2023 NWEAMO Festival Goes Acoustic at S.D.S.U.

Now celebrating its 25th year, San Diego State University’s annual NWEAMO new music festival took a surprising turn. Thursday’s concert in the Music Department’s Rhapsody Hall featured a quartet of guest musicians from Poland performing exclusively acoustic music. No speakers, no computers, no digital manipulation—just four musicians performing unaided on their instruments.

(l. to r.) Antonina Styczeń, Iwo Jedynecki & Pola Benke [photo courtesy of NWEAMO festival]

The West Coast premiere of festival director Joseph Martin Waters’ chamber work Kyev, however, gave the program political relevance. Composed last year in response to the Russian military invasion of Ukraine, Waters wrote in his program note, “Kyev is a call to arms and action, an illustration of bravery, courage; the need to reach out, to lay ourselves on the line.”

Scored for flute, cello , and accordion, Kyev opens with a mellow flute solo that wafts overs cello pizzicato ostinatos and short, muted accordion motifs. Its confident modal texture quickly grows more complex, and agitated themes suggest conflict played out in active angular counterpoint. Flutist Antonina Styczeń brought urgency and tonal allure to her lines, while cellist Pola Benke and accordion virtuoso Iwo Jedynecki gave polished, articulate direction to their themes.

I should note that the contemporary accordion used in this concert is a more complex, distant cousin to the popular instrument encountered in 1950s television variety shows, where an earnest young performer would proudly belt out his arrangement of “Lady of Spain.” Not only is the instrument Iwo Jedynecki plays more tonally sophisticated than the popular accordion of the last century, but as a sensitive chamber musician, he shaped his themes and dynamics to his those of his fellow players. In this context, the accordion proved a supple instrumental component.

Violinist Karolina Mikołajczyk joined Jedynecki in the Sonata for Violin and Accordion Night Full of Sins by Marcin Błaźewicz, a Polish composer who flourished in the second half of the last century. His dark, serious style reminded me of works by Grażnya Bacewicz, a mid-20th-century Polish composer whose orchestral works are more frequently played in North America. Constructed in the typical three-moment form of a concerto, I was impressed by the Sonata’s mysterious center movement—Grave semplice—in which the violin suspends a very high-pitched, quiet theme over terse, insistent muted accordion chords that suggest an eerie march. When the violin theme becomes more dramatic and declamatory, the texture expands accordingly until the quiet opening theme returns. With rugged counterpoint and passionate themes defining the sonata’s outer movements, the performers made a winning case for a Polish composer little known in North America.
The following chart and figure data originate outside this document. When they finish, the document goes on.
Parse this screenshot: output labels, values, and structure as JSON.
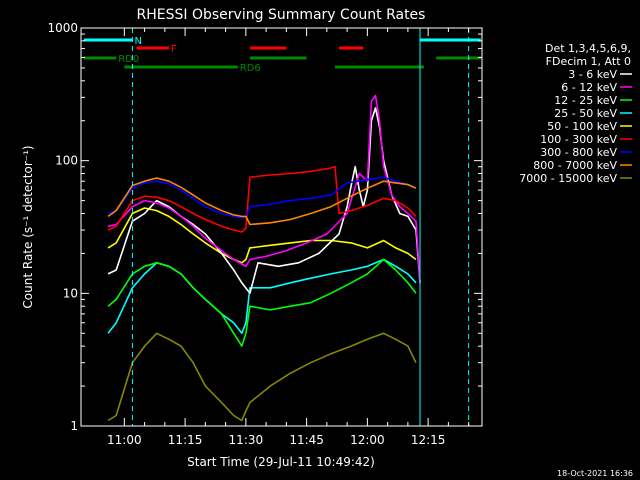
{
  "chart_data": {
    "type": "line",
    "title": "RHESSI Observing Summary Count Rates",
    "xlabel": "Start Time (29-Jul-11 10:49:42)",
    "ylabel": "Count Rate (s⁻¹ detector⁻¹)",
    "ylog": true,
    "ylim": [
      1,
      1000
    ],
    "xlim_minutes": [
      -10.7,
      88.3
    ],
    "x_ticks": [
      {
        "label": "11:00",
        "min": 0
      },
      {
        "label": "11:15",
        "min": 15
      },
      {
        "label": "11:30",
        "min": 30
      },
      {
        "label": "11:45",
        "min": 45
      },
      {
        "label": "12:00",
        "min": 60
      },
      {
        "label": "12:15",
        "min": 75
      }
    ],
    "y_ticks": [
      {
        "label": "1",
        "value": 1
      },
      {
        "label": "10",
        "value": 10
      },
      {
        "label": "100",
        "value": 100
      },
      {
        "label": "1000",
        "value": 1000
      }
    ],
    "legend_header": [
      "Det 1,3,4,5,6,9,",
      "FDecim 1, Att 0"
    ],
    "legend_position": "right",
    "series": [
      {
        "name": "3 - 6 keV",
        "color": "#ffffff",
        "points": [
          [
            -4,
            14
          ],
          [
            -2,
            15
          ],
          [
            2,
            35
          ],
          [
            5,
            40
          ],
          [
            8,
            50
          ],
          [
            11,
            45
          ],
          [
            14,
            38
          ],
          [
            17,
            33
          ],
          [
            20,
            28
          ],
          [
            24,
            20
          ],
          [
            27,
            15
          ],
          [
            29,
            12
          ],
          [
            31,
            10
          ],
          [
            33,
            17
          ],
          [
            38,
            16
          ],
          [
            43,
            17
          ],
          [
            48,
            20
          ],
          [
            53,
            28
          ],
          [
            55,
            45
          ],
          [
            56,
            65
          ],
          [
            57,
            90
          ],
          [
            58,
            60
          ],
          [
            59,
            45
          ],
          [
            60,
            60
          ],
          [
            61,
            200
          ],
          [
            62,
            250
          ],
          [
            63,
            180
          ],
          [
            64,
            100
          ],
          [
            66,
            55
          ],
          [
            68,
            40
          ],
          [
            70,
            38
          ],
          [
            72,
            30
          ],
          [
            73,
            12
          ]
        ]
      },
      {
        "name": "6 - 12 keV",
        "color": "#ff00ff",
        "points": [
          [
            -4,
            32
          ],
          [
            -2,
            33
          ],
          [
            2,
            45
          ],
          [
            5,
            50
          ],
          [
            8,
            48
          ],
          [
            11,
            44
          ],
          [
            14,
            38
          ],
          [
            17,
            32
          ],
          [
            20,
            26
          ],
          [
            24,
            21
          ],
          [
            27,
            18
          ],
          [
            30,
            16
          ],
          [
            31,
            18
          ],
          [
            35,
            19
          ],
          [
            40,
            21
          ],
          [
            45,
            24
          ],
          [
            50,
            28
          ],
          [
            55,
            40
          ],
          [
            58,
            80
          ],
          [
            60,
            70
          ],
          [
            61,
            280
          ],
          [
            62,
            310
          ],
          [
            63,
            200
          ],
          [
            64,
            90
          ],
          [
            66,
            55
          ],
          [
            68,
            45
          ],
          [
            70,
            40
          ],
          [
            72,
            35
          ],
          [
            73,
            12
          ]
        ]
      },
      {
        "name": "12 - 25 keV",
        "color": "#00ff00",
        "points": [
          [
            -4,
            8
          ],
          [
            -2,
            9
          ],
          [
            2,
            14
          ],
          [
            5,
            16
          ],
          [
            8,
            17
          ],
          [
            11,
            16
          ],
          [
            14,
            14
          ],
          [
            17,
            11
          ],
          [
            20,
            9
          ],
          [
            24,
            7
          ],
          [
            27,
            5
          ],
          [
            29,
            4
          ],
          [
            30,
            5
          ],
          [
            31,
            8
          ],
          [
            36,
            7.5
          ],
          [
            41,
            8
          ],
          [
            46,
            8.5
          ],
          [
            51,
            10
          ],
          [
            56,
            12
          ],
          [
            60,
            14
          ],
          [
            64,
            18
          ],
          [
            67,
            15
          ],
          [
            70,
            12
          ],
          [
            72,
            10
          ]
        ]
      },
      {
        "name": "25 - 50 keV",
        "color": "#00ffff",
        "points": [
          [
            -4,
            5
          ],
          [
            -2,
            6
          ],
          [
            2,
            11
          ],
          [
            5,
            14
          ],
          [
            8,
            17
          ],
          [
            11,
            16
          ],
          [
            14,
            14
          ],
          [
            17,
            11
          ],
          [
            20,
            9
          ],
          [
            24,
            7
          ],
          [
            27,
            6
          ],
          [
            29,
            5
          ],
          [
            30,
            6
          ],
          [
            31,
            11
          ],
          [
            36,
            11
          ],
          [
            41,
            12
          ],
          [
            46,
            13
          ],
          [
            51,
            14
          ],
          [
            56,
            15
          ],
          [
            60,
            16
          ],
          [
            64,
            18
          ],
          [
            67,
            16
          ],
          [
            70,
            14
          ],
          [
            72,
            12
          ]
        ]
      },
      {
        "name": "50 - 100 keV",
        "color": "#ffff00",
        "points": [
          [
            -4,
            22
          ],
          [
            -2,
            24
          ],
          [
            2,
            40
          ],
          [
            5,
            44
          ],
          [
            8,
            42
          ],
          [
            11,
            38
          ],
          [
            14,
            33
          ],
          [
            17,
            28
          ],
          [
            20,
            24
          ],
          [
            24,
            20
          ],
          [
            27,
            18
          ],
          [
            29,
            17
          ],
          [
            30,
            18
          ],
          [
            31,
            22
          ],
          [
            36,
            23
          ],
          [
            41,
            24
          ],
          [
            46,
            25
          ],
          [
            51,
            25
          ],
          [
            56,
            24
          ],
          [
            60,
            22
          ],
          [
            64,
            25
          ],
          [
            67,
            22
          ],
          [
            70,
            20
          ],
          [
            72,
            18
          ]
        ]
      },
      {
        "name": "100 - 300 keV",
        "color": "#ff0000",
        "points": [
          [
            -4,
            30
          ],
          [
            -2,
            32
          ],
          [
            2,
            50
          ],
          [
            5,
            54
          ],
          [
            8,
            53
          ],
          [
            11,
            50
          ],
          [
            14,
            45
          ],
          [
            17,
            40
          ],
          [
            20,
            36
          ],
          [
            24,
            32
          ],
          [
            27,
            30
          ],
          [
            29,
            29
          ],
          [
            30,
            31
          ],
          [
            31,
            75
          ],
          [
            36,
            78
          ],
          [
            41,
            80
          ],
          [
            46,
            83
          ],
          [
            51,
            88
          ],
          [
            52,
            90
          ],
          [
            53,
            40
          ],
          [
            56,
            42
          ],
          [
            60,
            46
          ],
          [
            64,
            52
          ],
          [
            67,
            50
          ],
          [
            70,
            44
          ],
          [
            72,
            38
          ]
        ]
      },
      {
        "name": "300 - 800 keV",
        "color": "#0000ff",
        "points": [
          [
            -4,
            40
          ],
          [
            -2,
            42
          ],
          [
            2,
            62
          ],
          [
            5,
            68
          ],
          [
            8,
            70
          ],
          [
            11,
            67
          ],
          [
            14,
            60
          ],
          [
            17,
            52
          ],
          [
            20,
            45
          ],
          [
            24,
            40
          ],
          [
            27,
            38
          ],
          [
            29,
            37
          ],
          [
            30,
            38
          ],
          [
            31,
            45
          ],
          [
            36,
            47
          ],
          [
            41,
            50
          ],
          [
            46,
            52
          ],
          [
            51,
            55
          ],
          [
            55,
            68
          ],
          [
            60,
            72
          ],
          [
            64,
            75
          ],
          [
            67,
            70
          ],
          [
            70,
            66
          ],
          [
            72,
            62
          ]
        ]
      },
      {
        "name": "800 - 7000 keV",
        "color": "#ff8800",
        "points": [
          [
            -4,
            38
          ],
          [
            -2,
            42
          ],
          [
            2,
            65
          ],
          [
            5,
            70
          ],
          [
            8,
            74
          ],
          [
            11,
            70
          ],
          [
            14,
            63
          ],
          [
            17,
            55
          ],
          [
            20,
            48
          ],
          [
            24,
            42
          ],
          [
            27,
            39
          ],
          [
            29,
            38
          ],
          [
            30,
            38
          ],
          [
            31,
            33
          ],
          [
            36,
            34
          ],
          [
            41,
            36
          ],
          [
            46,
            40
          ],
          [
            51,
            45
          ],
          [
            56,
            54
          ],
          [
            60,
            62
          ],
          [
            64,
            70
          ],
          [
            67,
            68
          ],
          [
            70,
            66
          ],
          [
            72,
            62
          ]
        ]
      },
      {
        "name": "7000 - 15000 keV",
        "color": "#888800",
        "points": [
          [
            -4,
            1.1
          ],
          [
            -2,
            1.2
          ],
          [
            2,
            3
          ],
          [
            5,
            4
          ],
          [
            8,
            5
          ],
          [
            11,
            4.5
          ],
          [
            14,
            4
          ],
          [
            17,
            3
          ],
          [
            20,
            2
          ],
          [
            24,
            1.5
          ],
          [
            27,
            1.2
          ],
          [
            29,
            1.1
          ],
          [
            30,
            1.3
          ],
          [
            31,
            1.5
          ],
          [
            36,
            2
          ],
          [
            41,
            2.5
          ],
          [
            46,
            3
          ],
          [
            51,
            3.5
          ],
          [
            56,
            4
          ],
          [
            60,
            4.5
          ],
          [
            64,
            5
          ],
          [
            67,
            4.5
          ],
          [
            70,
            4
          ],
          [
            72,
            3
          ]
        ]
      }
    ],
    "state_bars": [
      {
        "name": "N",
        "color": "#00ffff",
        "segments": [
          [
            -10,
            2
          ],
          [
            73,
            88
          ]
        ]
      },
      {
        "name": "F",
        "color": "#ff0000",
        "segments": [
          [
            3,
            11
          ],
          [
            31,
            40
          ],
          [
            53,
            59
          ]
        ]
      },
      {
        "name": "RD0",
        "color": "#008800",
        "segments": [
          [
            -10,
            -2
          ],
          [
            31,
            45
          ],
          [
            77,
            88
          ]
        ]
      },
      {
        "name": "RD6",
        "color": "#008800",
        "segments": [
          [
            0,
            28
          ],
          [
            52,
            74
          ]
        ]
      }
    ],
    "markers": [
      {
        "type": "vline",
        "color": "#00ffff",
        "style": "solid",
        "x": 73
      },
      {
        "type": "vline",
        "color": "#00ffff",
        "style": "dashed",
        "x": 2
      },
      {
        "type": "vline",
        "color": "#00ffff",
        "style": "dashed",
        "x": 85
      }
    ]
  },
  "footer": {
    "date": "18-Oct-2021 16:36"
  }
}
The guest musicians proved more than mere ambassadors for Polish music. Their program included three animated Persian Folk Songs by the Iranian-American composer Reza Vali and the contemporary Africa-American composer Kevin Day’s Ecstatic Samba, arranged from his Piano Trio No. 3. The Vali songs for flute and cello also sported the delicate percussive accents of gently malleted crystal glasses, although those sounds did not carry well in the spacious Rhapsody Hall.

Proving their lighter side, Mikołajczyk and Jedynecki offered a movement from Wojciech Kostrzewa’s The Hollywood Fantasy, a clever collage of motion picture theme songs from American films released between 1940 and 1972, each song quickly quoted and deftly deconstructed. We heard the gamut from “When You Wish Upon a Star” to “Moon River,” but I particularly enjoyed “Singing in the Rain” as a kinky Two-part Invention. Even J. S. Bach might have smiled.

This concert was presented by the NWEAMO Festival at San Diego State University in the Music Department’s Rhapsody Hall on Thursday, March 23, 2023.